Il pedofilo è un rapace che però sa aspettare il momento giusto, ossia quello in cui la potenziale vittima è meno difesa. Applica la strategia della giungla: colpisce la preda debole, sola, in difficoltà. La fortuna, però, di questo approccio è la lentezza della “danza” (macabra) da parte del pedofilo attorno alla preda, la quale necessita di tempo prima di cadere nella trappola. Dunque è qui che per me si colloca il periodo in cui, se un bambino è consapevole, può chiedere aiuto e riuscire a difendere se stesso. È già successo, per fortuna.

Come mai, secondo te, i casi di pedofilia e pedopornografia sono in aumento? 

Sono in aumento, secondo me, perché i bambini sono più “soli” rispetto a figure genitoriali assenti o distratte per tanti motivi. Le mamme (per fortuna da un lato) sono meno a casa e molte famiglie si scompongono, ricomponendosi in rapporti diversi ed alcuni potenzialmente a rischio (molti nuovi “fidanzati” delle mamme si sono rivelati abusanti). In più la grande battaglia che stiamo perdendo è quella del web perché aumenta il materiale scambiato, diventa sempre più difficile individuare chi traffica così come l’esposizione solitaria di giovanissimi sui social network.

Qual è il modo più giusto, per la famiglia, di affrontare una situazione di abuso sul proprio figlio/a?

Un modo che sembrava molto utilizzato finora dalle famiglie era quello di “nascondere la polvere” sotto il tappeto. Ossia non parlarne, persino a non denunciare. Invece parlare, denunciare stando vicino alla vittima e liberandola dalla vergogna e dal senso di colpa, oltre che dal sentirsi sporchi e complici é l’unica cosa giusta da fare.

Secondo la tua esperienza, cosa accade nella sfera emotiva e cognitiva, di un infante vittima di abusi? In che modo è possibile superare il trauma?

In un bambino crolla tutto e comincia a sentirsi fortemente in colpa. A queste emozioni si alterna fortissima la rabbia di non essere stato protetto e creduto, o solo ascoltato quando magari non parlava, era scontroso, piangeva o non voleva più uscire di casa, neppure per andare a scuola. Spessissimo la crescita psicologica si arresta bruscamente a quel momento con un’ipoteca pesantissima per il futuro affettivo-emotivo e sessuale della vittima. Succede anche che in molti casi bambini abusati, per governare la vittimizzazione, siano diventati abusanti. Ed è proprio per questo che è necessario e non eludibile un percorso di psicoterapia centrato sulla vittima con inizio immediato, OLTRE CHE CREDERE al bambino ed ascoltarlo. Perché anche in quella microscopica percentuale che il racconto non ha alcun riscontro con la realtà e quindi falso, rimane comunque un segnale di un disagio profondo del bambino che va comunque compreso.

D’altra parte però so che sono terapie lunghe e spesso con risultati molto incerti che comunque non possono cancellare gli esiti devastanti di un abuso. DUNQUE… PER ME BISOGNA PARLANE PRIMA E METTERE I BAMBINI IN CONDIZIONI DI DIFENDERSI ED EVITARE QUESTA “MORTE” IN VITA.

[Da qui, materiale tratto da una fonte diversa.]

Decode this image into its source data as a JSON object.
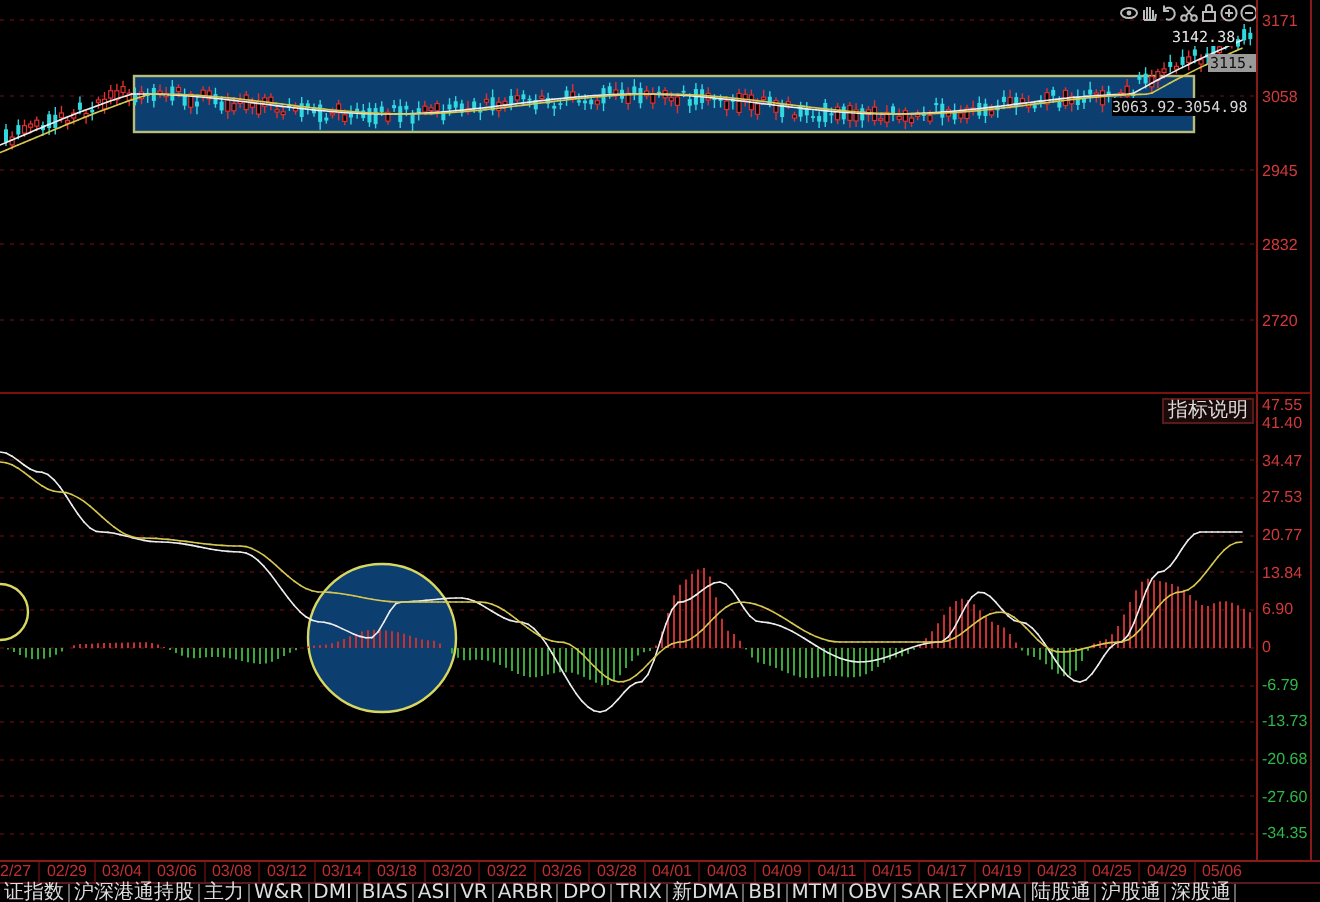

Non a caso io scrivo nella retrocopertina che VOGLIO CHE QUESTA FIABA GIRI DAPPERTUTTO convinta come sono che… ”solo un bambino che non ha paura perché sa quello che deve fare, può difendersi”. 

So che i proventi della vendita del libro saranno devoluti in beneficenza, ce ne vuoi parlare?

Certo…il mio compenso come autrice verrà devoluto alle Associazioni che si occupano di combattere questo “male assoluto” in una battaglia che ci vede, ancora, molto perdenti anche perché forse l’intervento è stato molto post e molto poco di prevenzione… il mio UNICO obiettivo è che ci sia una fiaba per ogni bambino.

Ci sono iniziative o progetti legati all’uscita dell’opera?

Le iniziative sono quelle di girare librerie ed Associazioni per parlarne con gli adulti, mentre il mio sogno è trovare chi possa trasformarlo in cartone e passarlo in t.v. Il pubblico sarebbe così moltiplicato quasi all’infinito.